Выбрать главу

Вся совокупность знаний о флейтах, гуделках, равно как о мифах, церемониях, культах и т. д., хранится стариками, вождями, колдунами.

Неизменно адресуясь к данному коллективу, фольклор — музыкальный, словесный, обрядовый — одновременно какими-то сторонами был обращен к внешнему, вне-человеческому миру — к природе и воплощающим ее мифологическим силам, равно как и к силам, олицетворяющим прошлое коллектива. А это означает, что океанийский {7} фольклор создавался, жил, открывался как явление не просто традиционного быта, но данной этнической культуры в целом, если понимать под культурой, по удачному выражению А. Гуревича, исторически сложившуюся систему общения, включающую в себя основные жизненные ценности и образцы социального поведения, принятые в данном человеческом коллективе [2, 211].

В сложившейся у данного коллектива системе общения фольклору — если говорить об Океании — принадлежит исключительная роль, которая постепенно раскроется перед нами, но о которой заранее можно сказать как об универсальной, всеохватывающей и глубоко своеобразной.

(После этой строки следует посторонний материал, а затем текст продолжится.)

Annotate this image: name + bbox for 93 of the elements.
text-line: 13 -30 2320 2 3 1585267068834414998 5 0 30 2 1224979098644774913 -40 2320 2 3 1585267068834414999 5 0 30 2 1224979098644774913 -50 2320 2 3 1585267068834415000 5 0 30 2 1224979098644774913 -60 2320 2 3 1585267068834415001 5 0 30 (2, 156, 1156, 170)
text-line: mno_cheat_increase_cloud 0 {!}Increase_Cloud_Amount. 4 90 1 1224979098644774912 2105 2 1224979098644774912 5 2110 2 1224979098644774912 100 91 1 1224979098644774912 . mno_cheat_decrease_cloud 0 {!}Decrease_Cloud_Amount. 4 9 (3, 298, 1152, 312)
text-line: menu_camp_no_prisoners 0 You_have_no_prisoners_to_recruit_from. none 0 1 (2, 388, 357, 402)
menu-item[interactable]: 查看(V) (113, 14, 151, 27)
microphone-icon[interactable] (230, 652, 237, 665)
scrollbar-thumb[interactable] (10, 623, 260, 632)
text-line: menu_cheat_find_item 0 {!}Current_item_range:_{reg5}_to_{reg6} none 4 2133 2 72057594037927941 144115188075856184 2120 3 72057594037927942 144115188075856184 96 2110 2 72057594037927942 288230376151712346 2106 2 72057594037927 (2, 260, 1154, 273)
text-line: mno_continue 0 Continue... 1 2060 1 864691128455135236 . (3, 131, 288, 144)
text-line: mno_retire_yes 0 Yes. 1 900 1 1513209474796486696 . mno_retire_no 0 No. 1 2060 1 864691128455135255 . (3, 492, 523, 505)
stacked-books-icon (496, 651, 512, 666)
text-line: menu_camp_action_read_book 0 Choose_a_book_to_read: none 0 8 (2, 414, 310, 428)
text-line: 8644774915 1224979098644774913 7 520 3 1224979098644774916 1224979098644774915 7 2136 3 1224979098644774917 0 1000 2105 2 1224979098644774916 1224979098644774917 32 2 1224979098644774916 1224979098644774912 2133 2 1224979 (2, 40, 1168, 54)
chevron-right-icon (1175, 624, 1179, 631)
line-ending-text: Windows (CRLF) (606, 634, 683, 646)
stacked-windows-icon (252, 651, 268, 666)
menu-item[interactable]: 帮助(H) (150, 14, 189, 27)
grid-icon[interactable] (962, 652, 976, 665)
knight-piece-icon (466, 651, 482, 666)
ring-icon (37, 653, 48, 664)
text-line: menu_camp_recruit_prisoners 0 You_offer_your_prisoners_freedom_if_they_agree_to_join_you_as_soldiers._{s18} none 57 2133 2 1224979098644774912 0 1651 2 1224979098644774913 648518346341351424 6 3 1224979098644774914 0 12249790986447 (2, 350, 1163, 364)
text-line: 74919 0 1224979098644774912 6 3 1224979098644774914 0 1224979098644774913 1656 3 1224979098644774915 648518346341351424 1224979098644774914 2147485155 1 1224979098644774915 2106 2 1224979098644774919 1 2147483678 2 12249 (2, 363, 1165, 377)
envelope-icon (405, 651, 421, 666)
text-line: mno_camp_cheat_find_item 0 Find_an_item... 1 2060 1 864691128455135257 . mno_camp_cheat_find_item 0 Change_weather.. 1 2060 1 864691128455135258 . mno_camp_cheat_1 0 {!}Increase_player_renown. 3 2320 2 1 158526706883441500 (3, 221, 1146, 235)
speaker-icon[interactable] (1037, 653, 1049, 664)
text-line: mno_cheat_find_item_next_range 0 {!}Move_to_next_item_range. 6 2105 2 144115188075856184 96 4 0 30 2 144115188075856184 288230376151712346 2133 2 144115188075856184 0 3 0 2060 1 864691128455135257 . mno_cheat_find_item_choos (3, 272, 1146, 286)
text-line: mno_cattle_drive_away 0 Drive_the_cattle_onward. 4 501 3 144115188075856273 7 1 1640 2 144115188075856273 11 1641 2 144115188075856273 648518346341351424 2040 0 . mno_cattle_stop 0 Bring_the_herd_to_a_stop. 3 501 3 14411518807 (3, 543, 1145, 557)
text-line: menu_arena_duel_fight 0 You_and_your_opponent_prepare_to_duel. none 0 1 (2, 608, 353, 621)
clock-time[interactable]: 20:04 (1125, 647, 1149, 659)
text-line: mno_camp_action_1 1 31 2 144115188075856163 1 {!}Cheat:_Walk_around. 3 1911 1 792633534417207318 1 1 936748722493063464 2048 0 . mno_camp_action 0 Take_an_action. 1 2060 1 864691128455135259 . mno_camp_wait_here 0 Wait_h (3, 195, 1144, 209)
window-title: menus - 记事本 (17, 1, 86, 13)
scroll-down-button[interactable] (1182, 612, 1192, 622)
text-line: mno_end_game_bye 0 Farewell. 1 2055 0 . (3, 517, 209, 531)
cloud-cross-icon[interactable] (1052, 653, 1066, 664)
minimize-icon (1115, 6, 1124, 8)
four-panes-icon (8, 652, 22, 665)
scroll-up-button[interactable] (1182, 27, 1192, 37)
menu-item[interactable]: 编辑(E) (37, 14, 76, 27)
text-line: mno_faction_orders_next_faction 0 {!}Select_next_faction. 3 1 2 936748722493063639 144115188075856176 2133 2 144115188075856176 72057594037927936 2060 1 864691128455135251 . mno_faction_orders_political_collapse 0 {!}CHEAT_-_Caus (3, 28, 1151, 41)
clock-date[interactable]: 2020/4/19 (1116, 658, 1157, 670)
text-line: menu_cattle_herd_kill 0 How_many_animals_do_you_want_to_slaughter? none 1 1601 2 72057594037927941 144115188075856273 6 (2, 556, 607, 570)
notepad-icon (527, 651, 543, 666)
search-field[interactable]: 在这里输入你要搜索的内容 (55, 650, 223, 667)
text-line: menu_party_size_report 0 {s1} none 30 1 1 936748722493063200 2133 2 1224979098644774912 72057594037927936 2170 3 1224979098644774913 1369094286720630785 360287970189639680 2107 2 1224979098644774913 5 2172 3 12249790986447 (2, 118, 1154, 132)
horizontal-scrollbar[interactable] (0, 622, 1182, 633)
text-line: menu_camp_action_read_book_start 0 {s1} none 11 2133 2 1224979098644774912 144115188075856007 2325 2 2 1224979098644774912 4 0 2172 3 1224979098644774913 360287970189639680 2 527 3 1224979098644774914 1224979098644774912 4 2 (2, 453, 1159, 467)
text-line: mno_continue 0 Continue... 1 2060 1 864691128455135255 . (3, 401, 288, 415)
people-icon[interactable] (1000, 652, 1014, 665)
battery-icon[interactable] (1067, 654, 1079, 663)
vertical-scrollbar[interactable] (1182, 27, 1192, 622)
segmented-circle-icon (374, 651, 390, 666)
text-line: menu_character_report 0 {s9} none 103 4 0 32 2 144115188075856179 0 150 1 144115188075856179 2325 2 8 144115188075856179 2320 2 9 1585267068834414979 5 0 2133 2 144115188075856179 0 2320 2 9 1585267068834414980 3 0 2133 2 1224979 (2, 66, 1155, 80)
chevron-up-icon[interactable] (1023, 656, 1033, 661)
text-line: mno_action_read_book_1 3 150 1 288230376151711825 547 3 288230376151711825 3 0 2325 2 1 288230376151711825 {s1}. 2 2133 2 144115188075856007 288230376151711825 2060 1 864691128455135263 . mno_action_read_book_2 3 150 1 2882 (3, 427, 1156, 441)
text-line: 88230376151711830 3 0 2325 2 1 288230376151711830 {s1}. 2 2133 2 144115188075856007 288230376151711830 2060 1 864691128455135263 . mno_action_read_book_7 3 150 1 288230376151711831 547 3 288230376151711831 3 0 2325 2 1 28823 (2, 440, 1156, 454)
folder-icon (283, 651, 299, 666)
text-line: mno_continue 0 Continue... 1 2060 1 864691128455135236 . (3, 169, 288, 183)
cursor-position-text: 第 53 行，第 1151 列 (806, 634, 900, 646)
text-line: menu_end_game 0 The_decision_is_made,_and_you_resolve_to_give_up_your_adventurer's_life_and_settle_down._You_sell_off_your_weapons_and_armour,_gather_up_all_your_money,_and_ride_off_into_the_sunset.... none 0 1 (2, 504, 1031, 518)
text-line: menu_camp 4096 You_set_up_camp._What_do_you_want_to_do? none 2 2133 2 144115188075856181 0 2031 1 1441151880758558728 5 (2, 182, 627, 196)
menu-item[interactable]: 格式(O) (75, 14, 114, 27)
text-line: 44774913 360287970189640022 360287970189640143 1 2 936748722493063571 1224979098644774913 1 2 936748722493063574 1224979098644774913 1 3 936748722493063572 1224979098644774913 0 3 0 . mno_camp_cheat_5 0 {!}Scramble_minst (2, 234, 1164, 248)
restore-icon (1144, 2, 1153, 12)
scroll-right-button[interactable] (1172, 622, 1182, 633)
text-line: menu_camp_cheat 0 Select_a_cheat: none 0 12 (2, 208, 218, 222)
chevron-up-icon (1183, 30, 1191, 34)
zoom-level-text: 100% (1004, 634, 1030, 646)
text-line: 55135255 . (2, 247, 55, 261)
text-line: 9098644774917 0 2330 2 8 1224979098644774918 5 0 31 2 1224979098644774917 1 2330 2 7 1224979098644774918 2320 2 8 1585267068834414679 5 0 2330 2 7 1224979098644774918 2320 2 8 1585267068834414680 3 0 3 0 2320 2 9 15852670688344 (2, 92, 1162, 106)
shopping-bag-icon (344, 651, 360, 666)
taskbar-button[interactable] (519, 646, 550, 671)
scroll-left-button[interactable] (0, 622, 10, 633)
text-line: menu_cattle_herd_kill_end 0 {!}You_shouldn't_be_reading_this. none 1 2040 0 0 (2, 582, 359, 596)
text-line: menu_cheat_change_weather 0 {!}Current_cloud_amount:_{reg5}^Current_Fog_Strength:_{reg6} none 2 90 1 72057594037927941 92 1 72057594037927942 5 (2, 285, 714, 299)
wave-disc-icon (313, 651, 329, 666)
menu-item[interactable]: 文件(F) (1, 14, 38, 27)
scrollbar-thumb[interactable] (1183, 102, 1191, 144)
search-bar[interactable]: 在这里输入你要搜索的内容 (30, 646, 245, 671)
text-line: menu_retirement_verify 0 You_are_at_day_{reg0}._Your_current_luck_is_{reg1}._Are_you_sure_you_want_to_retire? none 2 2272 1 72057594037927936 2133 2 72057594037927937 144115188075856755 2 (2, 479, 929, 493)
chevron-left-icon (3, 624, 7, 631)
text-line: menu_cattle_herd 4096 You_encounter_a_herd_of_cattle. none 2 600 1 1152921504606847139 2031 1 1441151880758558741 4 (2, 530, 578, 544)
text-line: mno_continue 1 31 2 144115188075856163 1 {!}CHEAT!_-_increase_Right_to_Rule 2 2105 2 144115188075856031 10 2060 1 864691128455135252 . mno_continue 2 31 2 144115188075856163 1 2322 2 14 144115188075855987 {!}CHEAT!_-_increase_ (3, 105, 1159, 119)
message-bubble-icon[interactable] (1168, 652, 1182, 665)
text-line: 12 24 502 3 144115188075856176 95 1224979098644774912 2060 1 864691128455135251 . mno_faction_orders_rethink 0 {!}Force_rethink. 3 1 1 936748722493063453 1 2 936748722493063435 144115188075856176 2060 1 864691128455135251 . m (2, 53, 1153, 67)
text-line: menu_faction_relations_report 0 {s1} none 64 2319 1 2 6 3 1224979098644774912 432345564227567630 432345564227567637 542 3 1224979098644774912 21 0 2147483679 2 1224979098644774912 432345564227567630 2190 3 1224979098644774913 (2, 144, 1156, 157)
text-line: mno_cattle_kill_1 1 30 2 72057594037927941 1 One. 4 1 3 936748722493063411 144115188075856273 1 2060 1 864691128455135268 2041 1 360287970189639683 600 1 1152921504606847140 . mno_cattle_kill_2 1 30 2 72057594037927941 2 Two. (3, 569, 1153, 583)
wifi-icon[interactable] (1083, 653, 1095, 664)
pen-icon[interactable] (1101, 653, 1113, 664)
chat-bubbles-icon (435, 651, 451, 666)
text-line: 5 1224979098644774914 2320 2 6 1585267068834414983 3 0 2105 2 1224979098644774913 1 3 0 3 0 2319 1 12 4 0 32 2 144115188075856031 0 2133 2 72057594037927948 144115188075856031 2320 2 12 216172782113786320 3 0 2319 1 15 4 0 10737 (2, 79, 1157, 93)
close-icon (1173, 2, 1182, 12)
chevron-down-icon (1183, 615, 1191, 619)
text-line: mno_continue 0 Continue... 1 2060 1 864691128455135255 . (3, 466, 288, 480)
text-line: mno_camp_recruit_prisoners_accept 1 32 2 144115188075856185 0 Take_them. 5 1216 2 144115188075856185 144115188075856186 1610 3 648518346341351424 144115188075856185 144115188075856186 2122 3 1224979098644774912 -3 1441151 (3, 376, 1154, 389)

Всеобщность, разветвленность и специфичность связей океанийского фольклора породили его своеобразный, по-своему яркий, для каждого региона особый «язык», систему значений, способов и границ выражения, пронизанных символикой. Совершенно очевидно, что «язык» фольклора неотделим от «языка» данной культуры в целом и является частным выражением последнего, хотя в известный момент исторического развития между ними может обозначиться разрыв. Ясно, что пока этого разрыва нет, «язык» фольклора со всеми его слагаемыми — сюжетикой, функциональными связями, структурной соотнесенностью с бытом, естественным языком, музыкальным, хореографическим, образностью, стилистикой — целиком и органически погружен в общеязыковый мир культуры, в сложный, многосоставный культурный контекст, оплетен, окутан им, вырастает из него и им объясняется, да и сам его в какой-то степени объясняет. Именно это обстоятельство, реализуемое вполне конкретно и сложно в исторических условиях разных регионов Океании, придает произведениям фольклора каждого региона неповторимую специфику и чрезвычайно осложняет взгляд на них со стороны. То, что для посвященного вполне очевидно (на его уровне) и не требует каких-либо дополнительных пояснений, для постороннего преисполнено загадок, скрыто густой завесой и без «перевода» воспринимается либо как нечто плоское, лишенное большого содержания, либо как что-то заумное, нарочито затрудненное. Любопытно, что аборигенам почти всегда не так просто «перевести» постороннему тот или иной фольклорный текст — главным образом потому, что для них он (опять-таки на их уровне) {8} воспринимается вполне естественно, без особых сложностей и проблем, с которыми сталкивается посторонний.

Такая же естественность, психологическая непосредственность восприятия распространяется у аборигенов и на «тексты», которые в строгом смысле слова являются для них чужими и не должны быть понятными. Наблюдатели неоднократно на разных островах отмечали исполнение песен, язык которых не соответствовал языку данной этнической группы, попросту говоря, был непонятен ни самим исполнителям, ни слушателям. Это был либо архаический, либо вовсе чужой язык. Среди папуасов Новой Гвинеи был довольно распространен обычай — покупать у соседей понравившиеся танцы вместе с сопровождавшими их песнями. Тексты при этом, как правило, не переводились. Ясно, что конкретный смысл их для новых исполнителей утрачивался, но знание его оказывалось и необязательным, поскольку были известны их общее значение и связь с танцем и ритуалом. Песенное слово в сознании папуасов несло некий таинственный смысл и заключало в себе «тайную» силу: и то и другое согласовывалось с непонятностью иноязычного слова.

Отмечено также, что слова в песенных текстах часто меняют обычную форму, преображаясь до неузнавания, отчасти в соответствии с требованиями ритма, отчасти по каким-то более глубоким, не всегда ясным для нас причинам.